Chapel A doesn’t have a top-down approach to vision. The first question we want to ask any person joining us is, ‘What vision has Jesus given you?’ We love to see people discovering who they are as children of God and living in the joy of that. Sometimes that will mean supporting people in their neighbourhood or workplace, sometimes it will mean helping them find a place to serve or even create a new place to serve.

Even so, there are a few themes that we keep coming back to: 


Encountering God is at the centre of who we are. Whether that is through personal prayer, collective worship or down the pub, we long for everyone to meet with God personally. Having met Jesus and a person and knowing God’s Spirit in our lives is what motivates and empowers us to do all the other stuff we do. When we meet we will always give time to prayer and worship, because we need God to keep working in our lives.
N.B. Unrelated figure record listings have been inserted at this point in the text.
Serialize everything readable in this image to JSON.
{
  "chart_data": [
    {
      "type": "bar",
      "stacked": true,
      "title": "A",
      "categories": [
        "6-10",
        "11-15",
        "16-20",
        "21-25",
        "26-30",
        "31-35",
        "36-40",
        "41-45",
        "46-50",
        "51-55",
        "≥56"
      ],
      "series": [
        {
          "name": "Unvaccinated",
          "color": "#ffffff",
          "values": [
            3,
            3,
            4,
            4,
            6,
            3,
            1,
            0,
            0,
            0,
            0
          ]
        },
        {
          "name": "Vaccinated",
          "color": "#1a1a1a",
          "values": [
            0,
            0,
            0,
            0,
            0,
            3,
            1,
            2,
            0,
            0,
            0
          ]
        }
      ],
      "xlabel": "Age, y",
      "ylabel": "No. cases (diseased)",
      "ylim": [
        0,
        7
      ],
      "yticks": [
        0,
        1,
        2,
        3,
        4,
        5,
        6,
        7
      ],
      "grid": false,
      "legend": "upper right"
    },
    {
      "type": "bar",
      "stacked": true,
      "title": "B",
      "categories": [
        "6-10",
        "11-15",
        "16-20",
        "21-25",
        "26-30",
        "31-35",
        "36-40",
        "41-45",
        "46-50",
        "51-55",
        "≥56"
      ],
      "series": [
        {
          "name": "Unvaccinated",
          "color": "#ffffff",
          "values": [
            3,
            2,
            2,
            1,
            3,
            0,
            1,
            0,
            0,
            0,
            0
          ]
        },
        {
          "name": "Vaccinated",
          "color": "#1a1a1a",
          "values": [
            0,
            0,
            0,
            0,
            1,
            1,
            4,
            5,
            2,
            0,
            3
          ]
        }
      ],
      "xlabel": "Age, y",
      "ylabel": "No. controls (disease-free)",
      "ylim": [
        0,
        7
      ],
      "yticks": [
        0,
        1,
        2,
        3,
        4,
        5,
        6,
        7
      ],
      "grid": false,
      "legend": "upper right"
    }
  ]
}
We don’t want to just know about God, we want to know God. Studying the life of Jesus and the teaching of the scriptures helps us to grow in our understanding, but we also want to encounter God today, who is present with us everywhere. 
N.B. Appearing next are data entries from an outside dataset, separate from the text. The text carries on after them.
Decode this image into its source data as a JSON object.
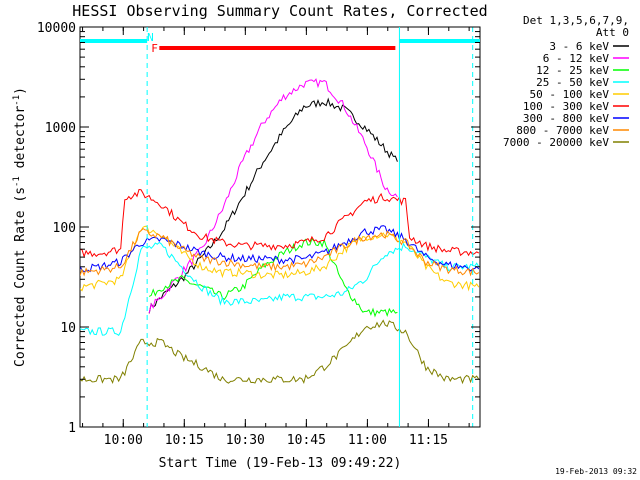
{
  "chart_data": {
    "type": "line",
    "title": "HESSI Observing Summary Count Rates, Corrected",
    "xlabel": "Start Time (19-Feb-13 09:49:22)",
    "ylabel_main": "Corrected Count Rate (s",
    "ylabel_sup1": "-1",
    "ylabel_mid": " detector",
    "ylabel_sup2": "-1",
    "ylabel_end": ")",
    "y_scale": "log",
    "ylim": [
      1,
      10000
    ],
    "xlim_minutes_since_start": [
      0,
      98.3
    ],
    "ytick_values": [
      1,
      10,
      100,
      1000,
      10000
    ],
    "ytick_labels": [
      "1",
      "10",
      "100",
      "1000",
      "10000"
    ],
    "xtick_values": [
      10.63,
      25.63,
      40.63,
      55.63,
      70.63,
      85.63
    ],
    "xtick_labels": [
      "10:00",
      "10:15",
      "10:30",
      "10:45",
      "11:00",
      "11:15"
    ],
    "legend": {
      "position": "right",
      "header_line1": "Det 1,3,5,6,7,9,",
      "header_line2": "Att 0"
    },
    "series": [
      {
        "name": "3 - 6 keV",
        "color": "#000000",
        "x": [
          17,
          20,
          25,
          30,
          35,
          40,
          45,
          50,
          55,
          60,
          65,
          70,
          75,
          78
        ],
        "y": [
          15,
          20,
          30,
          50,
          90,
          200,
          450,
          900,
          1600,
          1800,
          1500,
          1000,
          600,
          450
        ]
      },
      {
        "name": "6 - 12 keV",
        "color": "#ff00ff",
        "x": [
          17,
          20,
          25,
          30,
          35,
          40,
          45,
          50,
          55,
          60,
          65,
          70,
          75,
          78
        ],
        "y": [
          15,
          20,
          35,
          60,
          150,
          450,
          1100,
          2000,
          2700,
          2800,
          1600,
          700,
          250,
          200
        ]
      },
      {
        "name": "12 - 25 keV",
        "color": "#00ff00",
        "x": [
          17,
          20,
          25,
          30,
          35,
          40,
          45,
          50,
          55,
          60,
          65,
          70,
          75,
          78
        ],
        "y": [
          20,
          25,
          30,
          25,
          20,
          25,
          40,
          55,
          70,
          70,
          25,
          14,
          14,
          14
        ]
      },
      {
        "name": "25 - 50 keV",
        "color": "#00ffff",
        "x": [
          0,
          5,
          10,
          15,
          20,
          25,
          30,
          35,
          40,
          45,
          50,
          55,
          60,
          65,
          70,
          75,
          80,
          85,
          90,
          98
        ],
        "y": [
          9,
          9,
          9,
          60,
          65,
          40,
          25,
          18,
          18,
          18,
          20,
          20,
          20,
          22,
          30,
          55,
          65,
          50,
          40,
          40
        ]
      },
      {
        "name": "50 - 100 keV",
        "color": "#ffcc00",
        "x": [
          0,
          5,
          10,
          15,
          20,
          25,
          30,
          35,
          40,
          45,
          50,
          55,
          60,
          65,
          70,
          75,
          80,
          85,
          90,
          98
        ],
        "y": [
          25,
          27,
          30,
          100,
          85,
          55,
          40,
          35,
          35,
          33,
          33,
          35,
          40,
          60,
          80,
          85,
          70,
          40,
          28,
          25
        ]
      },
      {
        "name": "100 - 300 keV",
        "color": "#ff0000",
        "x": [
          0,
          5,
          10,
          11,
          15,
          20,
          25,
          30,
          35,
          40,
          45,
          50,
          55,
          60,
          65,
          70,
          75,
          80,
          81,
          85,
          90,
          98
        ],
        "y": [
          55,
          55,
          60,
          200,
          220,
          170,
          110,
          80,
          70,
          65,
          65,
          65,
          70,
          80,
          120,
          180,
          200,
          180,
          80,
          65,
          58,
          55
        ]
      },
      {
        "name": "300 - 800 keV",
        "color": "#0000ff",
        "x": [
          0,
          5,
          10,
          15,
          20,
          25,
          30,
          35,
          40,
          45,
          50,
          55,
          60,
          65,
          70,
          75,
          80,
          85,
          90,
          98
        ],
        "y": [
          38,
          40,
          45,
          70,
          75,
          65,
          55,
          50,
          48,
          48,
          47,
          48,
          55,
          70,
          90,
          95,
          75,
          50,
          42,
          38
        ]
      },
      {
        "name": "800 - 7000 keV",
        "color": "#ff8800",
        "x": [
          0,
          5,
          10,
          15,
          20,
          25,
          30,
          35,
          40,
          45,
          50,
          55,
          60,
          65,
          70,
          75,
          80,
          85,
          90,
          98
        ],
        "y": [
          35,
          37,
          40,
          90,
          80,
          60,
          48,
          45,
          42,
          40,
          40,
          42,
          50,
          65,
          80,
          85,
          70,
          45,
          38,
          35
        ]
      },
      {
        "name": "7000 - 20000 keV",
        "color": "#808000",
        "x": [
          0,
          5,
          10,
          15,
          20,
          25,
          30,
          35,
          40,
          45,
          50,
          55,
          60,
          65,
          70,
          75,
          80,
          85,
          90,
          98
        ],
        "y": [
          3,
          3,
          3,
          7,
          7,
          5,
          4,
          3,
          3,
          3,
          3,
          3,
          4,
          6,
          10,
          11,
          9,
          4,
          3,
          3
        ]
      }
    ],
    "flag_markers": [
      {
        "label": "N",
        "color": "#00ffff",
        "x": 16.5
      },
      {
        "label": "F",
        "color": "#ff0000",
        "x": 17.5
      }
    ],
    "flag_bars": [
      {
        "flag": "N",
        "color": "#00ffff",
        "segments": [
          [
            0,
            16.5
          ],
          [
            78.5,
            98.3
          ]
        ]
      },
      {
        "flag": "F",
        "color": "#ff0000",
        "segments": [
          [
            19.5,
            77.5
          ]
        ]
      }
    ],
    "vertical_markers": [
      {
        "color": "#00ffff",
        "x": 16.5,
        "style": "dashed"
      },
      {
        "color": "#00ffff",
        "x": 78.5,
        "style": "solid"
      },
      {
        "color": "#00ffff",
        "x": 96.5,
        "style": "dashed"
      }
    ]
  },
  "footer": {
    "timestamp": "19-Feb-2013 09:32"
  }
}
We have always wanted to be an inclusive church, but we didn’t always have the language to describe that desire. For a long time we focussed on the need for children and young people to feel that they belonged as part of Chapel A. More recently, we took the step of intentionally stating our desire to welcome and include LGBTQ+ people in our family. Right now, we are exploring how to be more open to folk who experience neurodiversity, mental illness and physical disability. 


Chapel A people are friendly people. We like spending time together! When we think of God’s work in the world (often called Mission), we want to join in with that together. We don’t want anyone to feel they are serving God alone, whether that be in a workplace, family, neighbourhood or community project. We are a community and we serve our wider community together. In fact, we see that when others notice us serving together, it’s our very togetherness that makes the good news of Jesus attractive. We don’t want to keep this special family of God just to ourselves – it’s for sharing. 


When we look out across the world it’s clear that we have been given a lot of privilege, power and wealth, even if we don’t always feel it. When someone asked Jesus who their neighbour was, he answered by telling a story that showed that being a neighbour is not about living close to someone, but about caring for a stranger in need. We try to be good neighbours of our brothers and sisters around the world.